With a layover in Paris, the young stewardess wakes up the next morning, had they tried to kidnap her on the busy streets of Paris last night or was is just a dream? Dorothy Wanger is torn between doubting her own sanity and believing that a group of strangers has chosen her to be the victim of a senseless plot.
Velda Johnston has become a favourite mystery authoress of mine and I have more of her hardcovers to look forward to; most in mint condition since the 1970s. “Masquerade In Venice” and “The Late Mrs. Fonsell” are both historic fiction but astoundingly different in setting and tone. “A Room With Dark Mirrors” stays in modern day 1975 and proves that this genre is well-varied, even for one authoress. One disappointment is that the title comes from a brief scene and denotes an eerie adventure, when what it comprises is a chase.
Dorothy Wanger is a flight attendant, who divorced a three-month husband for cheating on her. Eric wants to atone for that and is on her flight, to work in Paris. Determination to win her back, saves her from an abduction. It is nonsense that the police disbelieve Dorothy. Her short layover is spent hiding, with the suspicion that an attempt might be made again. The purpose baffles Dorothy and Eric understandably for awhile, in the belief that she was targeted for her resemblance to someone.
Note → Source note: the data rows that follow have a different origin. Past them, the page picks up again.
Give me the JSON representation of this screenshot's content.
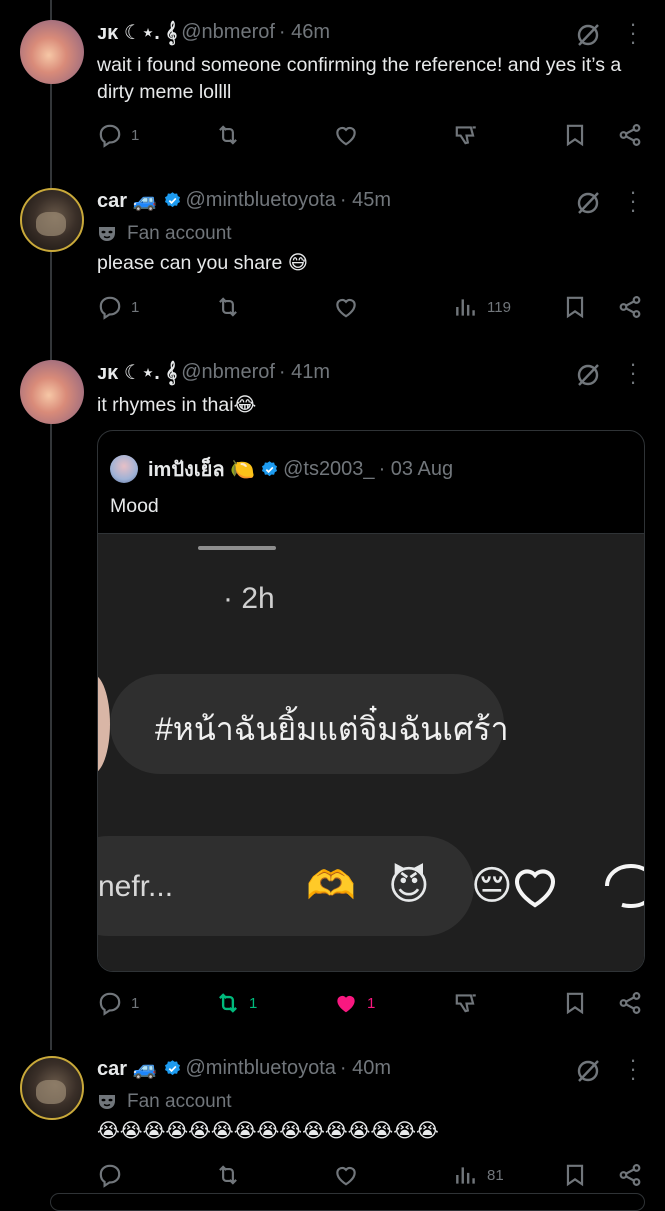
{
  "tweets": [
    {
      "name": "ᴊᴋ ☾⋆. 𝄞",
      "handle": "@nbmerof",
      "time": "· 46m",
      "text": "wait i found someone confirming the reference! and yes it’s a dirty meme lollll",
      "reply_count": "1",
      "retweet_count": "",
      "like_count": "",
      "action_icons": [
        "reply-icon",
        "retweet-icon",
        "like-icon",
        "dislike-icon",
        "bookmark-icon",
        "share-icon"
      ]
    },
    {
      "name": "car 🚙",
      "handle": "@mintbluetoyota",
      "time": "· 45m",
      "badge_label": "Fan account",
      "text": "please can you share 😅",
      "reply_count": "1",
      "views_count": "119",
      "action_icons": [
        "reply-icon",
        "retweet-icon",
        "like-icon",
        "views-icon",
        "bookmark-icon",
        "share-icon"
      ]
    },
    {
      "name": "ᴊᴋ ☾⋆. 𝄞",
      "handle": "@nbmerof",
      "time": "· 41m",
      "text": "it rhymes in thai😂",
      "reply_count": "1",
      "retweet_count": "1",
      "like_count": "1",
      "quote": {
        "name": "imปังเย็ล 🍋",
        "handle": "@ts2003_",
        "time": "· 03 Aug",
        "text": "Mood",
        "media": {
          "time": "· 2h",
          "hashtag": "#หน้าฉันยิ้มแต่จิ๋มฉันเศร้า",
          "reply_preview": "nefr...",
          "reaction_emojis": [
            "🫶",
            "😈",
            "😔"
          ]
        }
      }
    },
    {
      "name": "car 🚙",
      "handle": "@mintbluetoyota",
      "time": "· 40m",
      "badge_label": "Fan account",
      "text": "😭😭😭😭😭😭😭😭😭😭😭😭😭😭😭",
      "reply_count": "",
      "views_count": "81"
    }
  ],
  "colors": {
    "background": "#000000",
    "text": "#e7e9ea",
    "muted": "#71767b",
    "verified": "#1d9bf0",
    "retweet_active": "#00ba7c",
    "like_active": "#f91880"
  }
}
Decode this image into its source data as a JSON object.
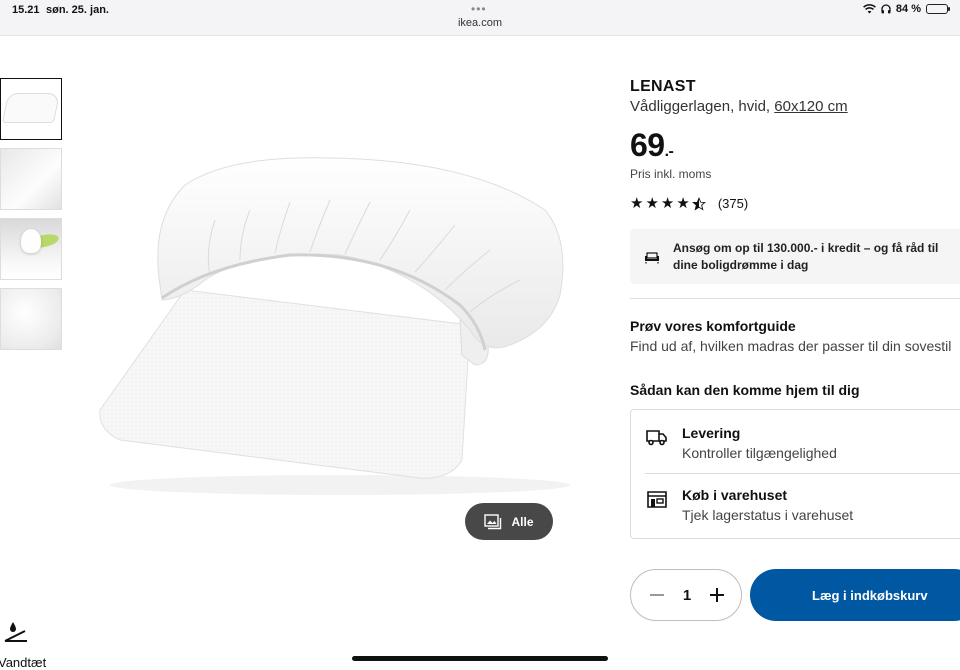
{
  "status_bar": {
    "time": "15.21",
    "date": "søn. 25. jan.",
    "url": "ikea.com",
    "battery": "84 %"
  },
  "gallery": {
    "thumbnails": [
      "thumbnail-1",
      "thumbnail-2",
      "thumbnail-3",
      "thumbnail-4"
    ],
    "all_button_label": "Alle"
  },
  "feature": {
    "label": "Vandtæt"
  },
  "product": {
    "name": "LENAST",
    "description": "Vådliggerlagen, hvid,",
    "size": "60x120 cm",
    "price": "69",
    "price_suffix": ".-",
    "price_note": "Pris inkl. moms",
    "rating": 4.5,
    "review_count": "(375)"
  },
  "credit_banner": {
    "text_line1": "Ansøg om op til 130.000.- i kredit – og få råd til",
    "text_line2": "dine boligdrømme i dag"
  },
  "comfort": {
    "title": "Prøv vores komfortguide",
    "text": "Find ud af, hvilken madras der passer til din sovestil"
  },
  "delivery": {
    "title": "Sådan kan den komme hjem til dig",
    "options": [
      {
        "title": "Levering",
        "subtitle": "Kontroller tilgængelighed",
        "icon": "truck-icon"
      },
      {
        "title": "Køb i varehuset",
        "subtitle": "Tjek lagerstatus i varehuset",
        "icon": "store-icon"
      }
    ]
  },
  "cart": {
    "quantity": "1",
    "add_label": "Læg i indkøbskurv"
  },
  "colors": {
    "primary_blue": "#0058a3",
    "dark_button": "#484848"
  }
}
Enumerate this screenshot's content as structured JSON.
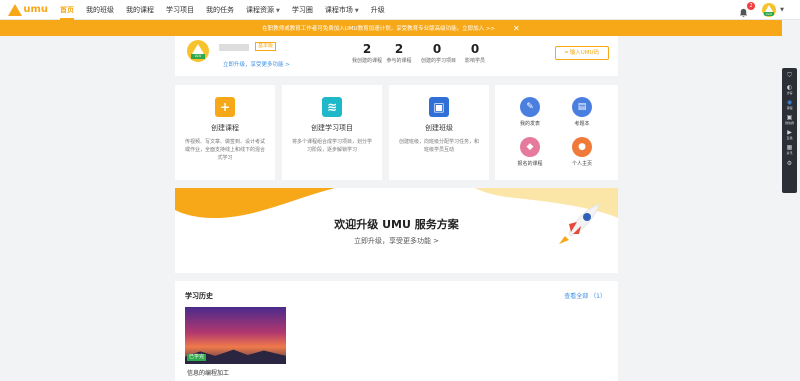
{
  "brand": {
    "name": "umu",
    "accent": "#f7a818"
  },
  "nav": {
    "items": [
      {
        "label": "首页",
        "active": true,
        "dropdown": false
      },
      {
        "label": "我的班级",
        "dropdown": false
      },
      {
        "label": "我的课程",
        "dropdown": false
      },
      {
        "label": "学习项目",
        "dropdown": false
      },
      {
        "label": "我的任务",
        "dropdown": false
      },
      {
        "label": "课程资源",
        "dropdown": true
      },
      {
        "label": "学习圈",
        "dropdown": false
      },
      {
        "label": "课程市场",
        "dropdown": true
      },
      {
        "label": "升级",
        "dropdown": false
      }
    ],
    "notification_count": "2",
    "avatar_tag": "LV.0"
  },
  "notice": {
    "text": "在职教师或教育工作者可免费加入UMU教育加速计划，享受教育专业版高级功能。立即加入 >>"
  },
  "profile": {
    "badge": "基本版",
    "upgrade_link": "立即升级，享受更多功能 >",
    "avatar_tag": "LV.0",
    "stats": [
      {
        "value": "2",
        "label": "我创建的课程"
      },
      {
        "value": "2",
        "label": "参与的课程"
      },
      {
        "value": "0",
        "label": "创建的学习项目"
      },
      {
        "value": "0",
        "label": "影响学员"
      }
    ],
    "invite_button": "输入UMU码"
  },
  "actions": [
    {
      "title": "创建课程",
      "desc": "传视频、写文章、做签到、设计考试或作业，全面支持线上和线下的混合式学习",
      "icon": "plus-icon",
      "color": "#f7a818",
      "glyph": "+"
    },
    {
      "title": "创建学习项目",
      "desc": "将多个课程组合成学习项目，划分学习阶段，逐步解锁学习",
      "icon": "layers-icon",
      "color": "#1fb8c9",
      "glyph": "≋"
    },
    {
      "title": "创建班级",
      "desc": "创建班级，向班级分配学习任务，和班级学员互动",
      "icon": "class-icon",
      "color": "#2f6fd6",
      "glyph": "▣"
    }
  ],
  "shortcuts": [
    {
      "label": "我的发表",
      "icon": "publish-icon",
      "color": "#4a7fe0",
      "glyph": "✎"
    },
    {
      "label": "考题本",
      "icon": "question-book-icon",
      "color": "#4a7fe0",
      "glyph": "▤"
    },
    {
      "label": "报名的课程",
      "icon": "enrolled-icon",
      "color": "#e57a9c",
      "glyph": "◆"
    },
    {
      "label": "个人主页",
      "icon": "profile-icon",
      "color": "#f07a3a",
      "glyph": "●"
    }
  ],
  "promo": {
    "title": "欢迎升级 UMU 服务方案",
    "subtitle": "立即升级，享受更多功能 >"
  },
  "history": {
    "title": "学习历史",
    "view_all": "查看全部 （1）",
    "items": [
      {
        "tag": "已学完",
        "name": "信息的编程加工"
      }
    ]
  },
  "sidebar": {
    "items": [
      {
        "label": "",
        "icon": "shield-icon",
        "glyph": "⛉"
      },
      {
        "label": "访客",
        "icon": "visitor-icon",
        "glyph": "◐"
      },
      {
        "label": "课程",
        "icon": "course-icon",
        "glyph": "◉",
        "active": true
      },
      {
        "label": "微信群",
        "icon": "wechat-group-icon",
        "glyph": "▣"
      },
      {
        "label": "直播",
        "icon": "live-icon",
        "glyph": "▶"
      },
      {
        "label": "资讯",
        "icon": "news-icon",
        "glyph": "▦"
      },
      {
        "label": "",
        "icon": "settings-icon",
        "glyph": "⚙"
      }
    ]
  }
}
Eventually, I felt that the direction of the goal should have occurred to her; if not the specifics of the motive.
Because Velda produced originality at every turn and the pace of this novel was constantly brisk, while it seamlessly filled-in a complex back story; it is a pity for my grade to waver at four stars. There was a flurry of clichés. For starters, Eric had a secure, gated rental house. Dorothy should have stayed there until she returned to New York. She sought a motel the first night and incredulously wanted to go sightseeing, after joining Eric and a bodyguard. I sighed at the weakest cliché: phoning someone with a warning but not stating the crucial information, before the answerer hung up.
I read quite a few of this author's works decades ago. I think I must have missed this one at the time; it felt entirely new. I appreciated so much here: The plot was fairly unguessable and yet made absolute sense as everything unspooled. The prose held emotional resonance and logic without belaboring either; it was crisp rather than self-indulgent. Vintage flavor of 1970s New York and Paris. Urgent ending and HEA. Recommend.
A surprisingly entertaining thriller. I genuinely could not figure out who the major villain was or what the overall scheme was until it was actually presented. There wasn't a lot of action, but that actually really worked for the story. The majority of the suspense really came from Dorothy, the main character, constantly feeling like she was being watched. She never knew if anyone around her was out to get her or not, which was elevated even more with the fact that she was so far from home. I will admit there were a few decisions that the main character made that I didn't really agree with so a few plot threads concluded in a way I didn't enjoy, but these didn't affect the overall plot.
I thought this book was just plain silly. I hate to say this about an established and beloved author's work, but I found the writing and plot amateurish.